One reason is that you can simply have unreacted reactants which do not produce products. This can be remedied by increasing the contact reactants have with each other such as by better (or constant) stirring.

Another reason if that often you are transferring solutions to and from glassware for entire reactions and products can simply be spilled by accident. Or they can be left in the glassware attached to tiny scratches on the inside of the glassware where you are unable to collect it. This is mendable by having good quality glassware and being careful as a chemist when transferring solutions.

Another common frustration is the occurrence of side reactions, or undesired reactions which creates a product that you did not wish to have. This can actually create a scenario where your percent yield is actually higher than your theoretical yield because it is contaminated with impurities. These can possibly be fixed by being extra cautious to not expose your reaction to air since chemicals like water vapor in the air can react with your reaction to create impurities.
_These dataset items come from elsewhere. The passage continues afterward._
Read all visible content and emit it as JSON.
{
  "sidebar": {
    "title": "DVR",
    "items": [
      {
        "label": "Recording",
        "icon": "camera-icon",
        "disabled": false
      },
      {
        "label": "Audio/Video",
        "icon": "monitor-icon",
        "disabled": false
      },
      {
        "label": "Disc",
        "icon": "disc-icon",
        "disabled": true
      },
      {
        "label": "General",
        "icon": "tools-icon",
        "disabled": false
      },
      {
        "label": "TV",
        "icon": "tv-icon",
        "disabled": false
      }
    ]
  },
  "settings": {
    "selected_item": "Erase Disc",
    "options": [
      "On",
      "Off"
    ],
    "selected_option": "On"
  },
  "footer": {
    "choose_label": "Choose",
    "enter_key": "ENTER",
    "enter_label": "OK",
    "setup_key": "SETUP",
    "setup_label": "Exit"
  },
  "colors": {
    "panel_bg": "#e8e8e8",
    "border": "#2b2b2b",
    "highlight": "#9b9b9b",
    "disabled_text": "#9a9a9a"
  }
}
That being said if you performed your reaction well and produced a pure sample your percent yield will be less than 100%. An excellent percent yield would be somewhere in the 90% range. 80% is considered good. Around 50% is considered adequate.

Hope that helps.
• So there isn't a way to find the actual yield without doing an experiment?
• Theoretical yield is what you think should happen:,
and is a calculated amount derived through stoichiometry.
Actual yield is what you observed to happen or you have been told happened:
and is derived by measurement in an experiment or manufacturing process.
Expected yield is the amount that has been consistently reported, when control measures are used.
So there is another way to figure yield as expected yield, which would include the parameters and control methods used to increase yield in a real life manufacture of a chemical process.
We can use theoretical yield or expected yield to calculate percent yield.